As Monday morning begun in Japan hours ago, stock markets took a significant hit as a result of global financial uncertainty and the implementation of US president Donald Trump’s global tariffs on Saturday. The result has hit the entirety of the Japanese stock market hard, including the video game sector. Companies like Capcom, Nintendo, Sony, Bandai Namco and more have all seen sharp declines in stock value.
As of writing, the Japanese stock market has just stopped at 3:30PM, which means the current drops should be where things will settle for now.
Japanese games industry consultant Dr. Serkan Toto highlighted a few companies and how sharply stocks in them have fallen within a single day of trading, so we’ve been in and checked the final figures for the day, and outlined them below:
- Nintendo | – 7.85%
- Sony | – 10.4%
- Capcom | – 6.61%
- Bandai Namco | – 7.37%
- Square Enix | – 5.62%
- Sega | – 7.29%
- Koei Tecmo | – 5.41%
With the US enforcing its imposed tariffs on countries worldwide on Saturday, these sharp drops are a response to the financial turbulence that has come as a result. The US implemented a 24% tariff on all goods aside from auto imports (which didn’t get off easy, hit with a 25% levy). Most stocks in Japan took serious damage today as a result with the Nikkei 225 – Japan’s stock market index, kind of like the USA’s S&P 500 – falling 7.83%.
So why has the Japanese video game industry been hit so hard? Well, while your initial thoughts may go to places like GameStop and physical boxed copies of games being the culprit, it’s only one part of the problem. Yes, it will be more expensive for people in America to buy a copy of an upcoming release like Mario Kart World at their local store, which in turn will likely result in less people buying it and therefore less income. But, this would be somewhat cushioned by the growing majority of players who buy games digitally.
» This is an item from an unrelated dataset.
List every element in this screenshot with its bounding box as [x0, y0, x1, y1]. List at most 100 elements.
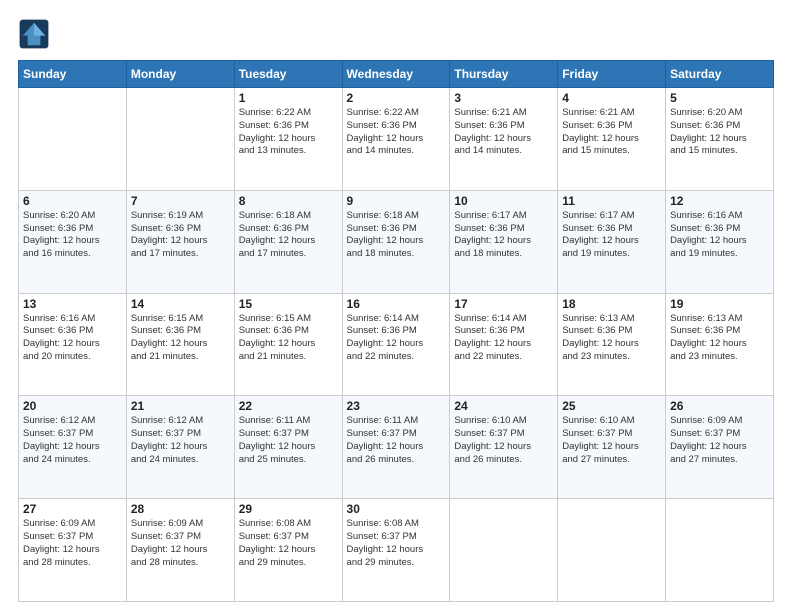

However, these tariffs also impact the hardware these games are played on. Nintendo announced a delay for US pre-orders for the Nintendo Switch 2 as US imports of the console will be hit with tariffs. Quite hard in fact, as Nintendo split its manufacturing to China and Vietnam, both countries currently suffering from larger US tariffs than even Japan. But the same is true for PS5s, Xbox Series X|Ss, mobile phones, PCs…everything!
Anything you could play a video game on will be made signficantly more expensive for the US consumer from last Saturday onwards. The tragedy is, even if the Japanese government were to make a deal with the US to remove these tariffs, companies like Nintendo and Capcom would still be hit hard unless tariffs are removed from other countries where gaming hardware and its components are manufactured.
The USA who remains one of the most powerful consumer bases in the world for the video game market. The American consumer spent $46.1 billion on video games last year, losing only to China in terms of money spent on gaming. Now, that’s in total revenue and not strictly revenue from game sales, so microtransactions are included in that figure. Nontheless it’s a figure that itself is likely to see a large decline this year. Especially if a recession does hit the USA, something that is looking more and more likely by the day.
It’s a dark omen for the health of the video game industry at large. Whether these stocks will recover in good time remains to be seen, but as long as these widespread tariffs persist, it’s hard to feel overly optimistic.